Consistent issues with the Marvel Cinematic Universe are ever present in this picture, and it may have some of the worst offenses of those. My biggest complaint with Ragnarok, and most Marvel movies/shows since, is the excessive use of green screens. I say this without hyperbole, I’m fairly certain 93% of this film was shot in front of a screen. The movie simply looks cheap in nearly every frame. It’s hard to take these things seriously when you can’t buy that these characters exist in real worlds. This is not a knock on the incredible VFX teams that pour their heart and souls into trying to make these features exciting, it’s more so about Disney/Marvel continuously pumping out more and more content every few months instead of spending the time and money to perfect 2-3 projects per year. It’s the same issue that happened with Pixar sadly. The other issue that’s been a mainstay in Phase 4 of the MCU is that for a franchise that’s all about interconnectivity, none of these films seem to be contributing to any larger story in a meaningful way. This feels like filler.
It brings me great pain to say this, but I had a serious problem with Natalie Portman’s performance in this film. In her scenes where she’s just playing Dr. Jane Foster battling cancer, she’s great and in line with her previous performances as the character.
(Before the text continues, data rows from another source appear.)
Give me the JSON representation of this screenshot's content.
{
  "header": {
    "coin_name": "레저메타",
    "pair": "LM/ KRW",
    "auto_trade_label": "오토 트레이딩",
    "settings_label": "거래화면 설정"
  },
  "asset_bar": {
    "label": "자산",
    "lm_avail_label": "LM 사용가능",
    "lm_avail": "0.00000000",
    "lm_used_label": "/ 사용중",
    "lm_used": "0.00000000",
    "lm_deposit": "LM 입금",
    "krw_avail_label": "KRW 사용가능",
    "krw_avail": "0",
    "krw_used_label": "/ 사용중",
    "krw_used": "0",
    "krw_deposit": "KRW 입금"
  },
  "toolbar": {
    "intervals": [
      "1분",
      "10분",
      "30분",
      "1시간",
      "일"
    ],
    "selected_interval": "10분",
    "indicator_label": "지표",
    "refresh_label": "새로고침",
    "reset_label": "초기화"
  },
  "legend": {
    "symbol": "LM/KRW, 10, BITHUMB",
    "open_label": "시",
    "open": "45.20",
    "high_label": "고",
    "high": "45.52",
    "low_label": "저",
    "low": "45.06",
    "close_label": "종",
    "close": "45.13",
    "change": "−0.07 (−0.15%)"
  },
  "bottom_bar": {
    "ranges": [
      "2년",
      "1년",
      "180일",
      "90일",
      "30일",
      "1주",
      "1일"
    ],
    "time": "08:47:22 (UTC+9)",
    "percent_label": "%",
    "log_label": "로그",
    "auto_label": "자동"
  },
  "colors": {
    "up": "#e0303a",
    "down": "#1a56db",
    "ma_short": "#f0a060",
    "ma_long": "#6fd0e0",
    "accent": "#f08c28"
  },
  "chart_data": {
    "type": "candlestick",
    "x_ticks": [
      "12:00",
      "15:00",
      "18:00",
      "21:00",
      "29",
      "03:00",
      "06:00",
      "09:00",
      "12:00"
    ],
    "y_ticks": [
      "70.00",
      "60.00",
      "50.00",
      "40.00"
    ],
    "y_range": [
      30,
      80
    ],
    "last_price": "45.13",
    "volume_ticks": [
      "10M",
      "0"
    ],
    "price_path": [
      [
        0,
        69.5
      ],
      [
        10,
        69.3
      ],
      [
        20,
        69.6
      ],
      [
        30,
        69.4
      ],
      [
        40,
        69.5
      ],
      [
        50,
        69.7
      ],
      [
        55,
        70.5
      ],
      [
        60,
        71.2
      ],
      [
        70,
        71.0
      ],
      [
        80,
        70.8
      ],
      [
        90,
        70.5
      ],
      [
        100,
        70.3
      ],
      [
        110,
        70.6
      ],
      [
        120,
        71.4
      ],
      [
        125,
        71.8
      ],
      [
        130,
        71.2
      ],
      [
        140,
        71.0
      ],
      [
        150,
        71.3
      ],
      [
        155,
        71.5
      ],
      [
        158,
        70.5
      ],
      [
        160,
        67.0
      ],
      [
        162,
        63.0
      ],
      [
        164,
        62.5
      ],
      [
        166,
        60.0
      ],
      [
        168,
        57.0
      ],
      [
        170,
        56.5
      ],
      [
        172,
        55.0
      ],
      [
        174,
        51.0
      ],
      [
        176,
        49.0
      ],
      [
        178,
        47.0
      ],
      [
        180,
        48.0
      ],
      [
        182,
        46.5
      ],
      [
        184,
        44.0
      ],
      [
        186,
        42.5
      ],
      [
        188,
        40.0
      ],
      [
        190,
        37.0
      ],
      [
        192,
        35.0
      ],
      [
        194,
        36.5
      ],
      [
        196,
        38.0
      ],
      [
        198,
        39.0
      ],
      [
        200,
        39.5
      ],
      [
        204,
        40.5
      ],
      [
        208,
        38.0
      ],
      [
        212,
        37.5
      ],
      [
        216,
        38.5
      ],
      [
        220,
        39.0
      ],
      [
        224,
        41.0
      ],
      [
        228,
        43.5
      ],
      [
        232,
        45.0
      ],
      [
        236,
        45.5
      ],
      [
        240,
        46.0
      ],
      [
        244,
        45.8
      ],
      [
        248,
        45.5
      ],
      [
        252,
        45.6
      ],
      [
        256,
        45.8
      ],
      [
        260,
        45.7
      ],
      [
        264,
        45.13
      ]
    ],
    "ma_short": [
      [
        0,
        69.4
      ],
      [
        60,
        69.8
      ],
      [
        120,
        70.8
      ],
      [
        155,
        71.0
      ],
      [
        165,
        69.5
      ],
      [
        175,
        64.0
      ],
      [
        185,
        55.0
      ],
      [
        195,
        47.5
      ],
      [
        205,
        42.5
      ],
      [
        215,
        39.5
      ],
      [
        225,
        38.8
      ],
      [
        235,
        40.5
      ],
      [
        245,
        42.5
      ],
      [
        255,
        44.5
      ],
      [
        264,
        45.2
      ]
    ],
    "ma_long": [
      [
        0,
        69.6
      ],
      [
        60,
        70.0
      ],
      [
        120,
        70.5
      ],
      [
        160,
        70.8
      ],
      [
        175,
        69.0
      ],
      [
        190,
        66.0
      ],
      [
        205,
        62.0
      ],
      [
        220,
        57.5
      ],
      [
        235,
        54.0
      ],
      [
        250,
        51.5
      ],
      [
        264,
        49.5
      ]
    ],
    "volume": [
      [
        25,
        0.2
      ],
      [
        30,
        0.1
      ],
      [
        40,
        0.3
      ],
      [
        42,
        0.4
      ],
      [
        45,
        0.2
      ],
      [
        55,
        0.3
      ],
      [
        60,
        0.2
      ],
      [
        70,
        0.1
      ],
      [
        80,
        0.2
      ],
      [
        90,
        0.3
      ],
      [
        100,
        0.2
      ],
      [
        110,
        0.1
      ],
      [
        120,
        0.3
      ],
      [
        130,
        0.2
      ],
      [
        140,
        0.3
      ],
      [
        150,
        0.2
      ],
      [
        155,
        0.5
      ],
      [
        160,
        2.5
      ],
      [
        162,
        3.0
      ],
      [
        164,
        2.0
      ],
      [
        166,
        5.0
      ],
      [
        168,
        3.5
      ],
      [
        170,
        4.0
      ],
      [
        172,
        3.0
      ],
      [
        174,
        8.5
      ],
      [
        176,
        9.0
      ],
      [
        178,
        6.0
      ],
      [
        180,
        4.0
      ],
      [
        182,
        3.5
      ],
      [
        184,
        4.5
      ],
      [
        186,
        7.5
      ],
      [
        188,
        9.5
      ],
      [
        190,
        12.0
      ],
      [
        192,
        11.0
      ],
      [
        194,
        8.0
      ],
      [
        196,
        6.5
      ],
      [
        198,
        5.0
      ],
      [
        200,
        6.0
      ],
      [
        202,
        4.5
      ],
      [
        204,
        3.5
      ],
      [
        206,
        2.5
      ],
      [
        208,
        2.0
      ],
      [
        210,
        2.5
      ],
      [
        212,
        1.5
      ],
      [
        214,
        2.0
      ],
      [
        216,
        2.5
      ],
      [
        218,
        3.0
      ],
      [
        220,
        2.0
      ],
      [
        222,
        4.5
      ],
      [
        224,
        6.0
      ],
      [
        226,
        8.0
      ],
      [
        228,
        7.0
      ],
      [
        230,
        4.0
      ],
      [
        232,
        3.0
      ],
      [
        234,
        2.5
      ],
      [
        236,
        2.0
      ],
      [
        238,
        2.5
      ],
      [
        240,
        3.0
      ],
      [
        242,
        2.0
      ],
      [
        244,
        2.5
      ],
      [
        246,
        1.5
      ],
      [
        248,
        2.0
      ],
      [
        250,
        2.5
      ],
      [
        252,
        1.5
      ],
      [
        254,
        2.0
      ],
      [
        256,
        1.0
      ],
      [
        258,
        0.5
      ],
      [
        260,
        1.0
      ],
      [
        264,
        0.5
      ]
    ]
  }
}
Where it completely falls apart for me is literally every scene where she is playing The Mighty Thor. I know that the dialogue is clunky and she’s acting entirely in front of non existent environments, but she has a great deal of experience with that from the Star Wars prequel trilogy. Every bit of dialogue she delivers as this version of the character came off forced and disingenuous to me. No exaggeration, I was groaning at every single line Mighty Thor utters. Despite being an Oscar winner, whom I greatly adore, she came off to me as someone acting for the very first time in these scenes and it breaks my heart.
Sweet Child O’ Mine
I’ve harped on a lot of choices and directions here, but that’s not to say I wasn’t a fan of anything. They take a lot of liberties with the story of Gorr in this film, but Bale’s performance is completely magnetic. Sadly, he’s just in it a whole lot and at times seems to be acting in a completely different film than everyone else (a film I’d much rather watch). Hemsworth is charming as ever, possibly being the most ripped we’ve ever seen him physically speaking.
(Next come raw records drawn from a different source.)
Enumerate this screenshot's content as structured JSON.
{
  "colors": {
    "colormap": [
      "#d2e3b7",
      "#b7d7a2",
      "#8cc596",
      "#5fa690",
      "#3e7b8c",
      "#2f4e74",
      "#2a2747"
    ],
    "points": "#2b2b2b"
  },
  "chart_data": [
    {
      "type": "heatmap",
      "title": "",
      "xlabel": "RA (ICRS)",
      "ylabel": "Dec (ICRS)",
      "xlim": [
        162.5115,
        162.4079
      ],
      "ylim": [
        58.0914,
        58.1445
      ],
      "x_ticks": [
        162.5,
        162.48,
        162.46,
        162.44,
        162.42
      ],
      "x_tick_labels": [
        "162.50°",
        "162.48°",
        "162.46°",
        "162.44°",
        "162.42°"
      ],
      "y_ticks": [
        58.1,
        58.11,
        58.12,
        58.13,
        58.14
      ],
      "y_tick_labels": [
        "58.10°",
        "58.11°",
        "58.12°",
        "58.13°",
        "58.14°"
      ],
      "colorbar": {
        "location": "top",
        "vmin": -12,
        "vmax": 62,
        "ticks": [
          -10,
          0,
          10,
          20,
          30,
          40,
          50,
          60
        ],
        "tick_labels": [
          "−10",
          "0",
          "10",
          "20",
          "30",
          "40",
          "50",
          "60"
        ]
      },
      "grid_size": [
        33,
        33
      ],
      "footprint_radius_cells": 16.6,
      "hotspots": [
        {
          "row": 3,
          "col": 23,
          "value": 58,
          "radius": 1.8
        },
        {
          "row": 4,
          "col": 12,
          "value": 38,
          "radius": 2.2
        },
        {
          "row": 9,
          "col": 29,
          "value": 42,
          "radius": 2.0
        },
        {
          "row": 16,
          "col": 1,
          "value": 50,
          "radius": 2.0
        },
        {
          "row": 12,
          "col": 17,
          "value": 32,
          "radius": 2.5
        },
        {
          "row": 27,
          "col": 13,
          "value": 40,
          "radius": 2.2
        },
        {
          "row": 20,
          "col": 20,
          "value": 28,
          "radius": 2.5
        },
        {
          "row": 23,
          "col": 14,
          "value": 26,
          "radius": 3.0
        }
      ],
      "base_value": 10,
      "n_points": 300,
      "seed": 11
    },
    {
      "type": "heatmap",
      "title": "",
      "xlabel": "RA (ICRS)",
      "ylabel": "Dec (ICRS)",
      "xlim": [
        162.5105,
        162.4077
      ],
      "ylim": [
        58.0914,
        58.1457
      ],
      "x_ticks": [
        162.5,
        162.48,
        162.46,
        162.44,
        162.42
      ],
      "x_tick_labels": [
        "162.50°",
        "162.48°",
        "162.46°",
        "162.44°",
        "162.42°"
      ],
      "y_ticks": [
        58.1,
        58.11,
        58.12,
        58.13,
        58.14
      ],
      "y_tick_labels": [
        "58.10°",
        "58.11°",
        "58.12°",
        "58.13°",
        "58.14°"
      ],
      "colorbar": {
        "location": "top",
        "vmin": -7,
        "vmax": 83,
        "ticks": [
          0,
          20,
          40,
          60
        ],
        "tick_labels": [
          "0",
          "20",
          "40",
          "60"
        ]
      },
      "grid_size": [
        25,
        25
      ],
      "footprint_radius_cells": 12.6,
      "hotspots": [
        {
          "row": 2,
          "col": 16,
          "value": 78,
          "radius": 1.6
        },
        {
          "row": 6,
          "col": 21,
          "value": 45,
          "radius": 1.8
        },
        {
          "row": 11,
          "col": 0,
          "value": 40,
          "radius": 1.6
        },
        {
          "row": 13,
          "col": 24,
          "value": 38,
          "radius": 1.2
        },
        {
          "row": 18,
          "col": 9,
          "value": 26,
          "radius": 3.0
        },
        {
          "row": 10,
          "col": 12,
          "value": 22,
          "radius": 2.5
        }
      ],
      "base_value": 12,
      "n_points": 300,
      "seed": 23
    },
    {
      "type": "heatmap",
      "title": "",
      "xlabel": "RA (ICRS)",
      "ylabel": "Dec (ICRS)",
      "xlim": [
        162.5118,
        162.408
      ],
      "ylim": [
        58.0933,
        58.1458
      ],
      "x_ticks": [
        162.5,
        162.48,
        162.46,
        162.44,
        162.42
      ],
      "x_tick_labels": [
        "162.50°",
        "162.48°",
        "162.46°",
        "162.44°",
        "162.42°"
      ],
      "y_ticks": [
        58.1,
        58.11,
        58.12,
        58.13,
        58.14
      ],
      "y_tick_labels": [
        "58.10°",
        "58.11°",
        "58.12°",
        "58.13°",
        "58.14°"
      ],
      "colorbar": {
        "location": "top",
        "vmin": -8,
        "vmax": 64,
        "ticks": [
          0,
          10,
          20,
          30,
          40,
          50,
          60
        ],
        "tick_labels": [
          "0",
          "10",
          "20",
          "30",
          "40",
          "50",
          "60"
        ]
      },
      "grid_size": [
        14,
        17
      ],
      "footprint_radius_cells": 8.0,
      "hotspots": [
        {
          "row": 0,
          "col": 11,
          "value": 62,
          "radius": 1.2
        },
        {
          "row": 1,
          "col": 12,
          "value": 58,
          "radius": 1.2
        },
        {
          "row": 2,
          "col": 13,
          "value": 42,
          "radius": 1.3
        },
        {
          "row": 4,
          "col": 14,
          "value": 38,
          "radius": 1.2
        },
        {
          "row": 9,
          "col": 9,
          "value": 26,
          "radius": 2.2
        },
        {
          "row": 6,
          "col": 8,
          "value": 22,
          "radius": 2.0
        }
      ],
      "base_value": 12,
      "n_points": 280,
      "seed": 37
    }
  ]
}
This film excels in a place where most Marvel films fail, and that is the 3rd act climax. I won’t get into any spoilers, but you legitimately get to see several things we’ve never witnessed before in this cinemtic universe. Along with getting something new, the third act is not undercut with that infamous Taika humor. They actually take the A & B plots and give them the dramatic heft and focus they deserve. The end results are mixed but the stuff that does work, works very well.
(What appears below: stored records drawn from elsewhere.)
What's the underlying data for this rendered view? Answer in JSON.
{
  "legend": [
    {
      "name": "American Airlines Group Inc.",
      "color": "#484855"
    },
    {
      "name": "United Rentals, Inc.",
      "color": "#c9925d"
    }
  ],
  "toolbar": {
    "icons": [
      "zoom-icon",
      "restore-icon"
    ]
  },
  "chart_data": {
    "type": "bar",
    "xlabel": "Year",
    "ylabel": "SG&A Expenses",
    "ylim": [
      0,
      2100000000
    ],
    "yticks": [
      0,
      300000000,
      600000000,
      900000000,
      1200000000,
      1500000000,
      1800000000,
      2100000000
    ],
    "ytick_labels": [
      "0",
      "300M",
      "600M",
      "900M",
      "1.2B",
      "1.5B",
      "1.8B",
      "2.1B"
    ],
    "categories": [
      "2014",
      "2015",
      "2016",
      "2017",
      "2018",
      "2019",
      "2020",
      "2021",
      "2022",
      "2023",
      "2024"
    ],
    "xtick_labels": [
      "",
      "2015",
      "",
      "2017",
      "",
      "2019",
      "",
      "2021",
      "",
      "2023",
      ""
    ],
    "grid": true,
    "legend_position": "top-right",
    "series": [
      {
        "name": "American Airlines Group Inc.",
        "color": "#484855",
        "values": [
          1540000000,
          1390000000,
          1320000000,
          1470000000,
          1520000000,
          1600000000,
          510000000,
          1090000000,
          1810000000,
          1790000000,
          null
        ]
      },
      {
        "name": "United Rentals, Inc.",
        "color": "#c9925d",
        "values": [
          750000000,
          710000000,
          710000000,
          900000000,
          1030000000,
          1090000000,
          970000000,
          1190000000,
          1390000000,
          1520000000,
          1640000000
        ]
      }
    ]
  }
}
I’d be remised if I didn’t mention the music in this film before ending this review. The movie starts out with a killer metal cover of the Marvel Studios Fanfare. From there they continue that theme by utilizing Guns N’ Roses songs throughout the entirety of the picture. From what I counted while watching, there are 7 GnR needle drops throughout, using 5 very famous songs from the infamous rockers. This was an interesting choice that harkens back to Iron Man and his cinematic relationship to AC/DC. Outside of that there are some good non GnR needle drops, my favorite being ABBA’s “Our Last Summer” is used to great effect to explain the breakup of Jane and Thor which we haven’t seen in the last 9 years of movies.
Overall, I simply found this film to be a bland filler entry in both Thor’s saga, and the overall MCU. You could do worse at the cinema in a fairly barren summer release calendar, but the heights of Phase 3 are long behind us. I give Thor: Love and Thunder 6/10 appetites for destruction.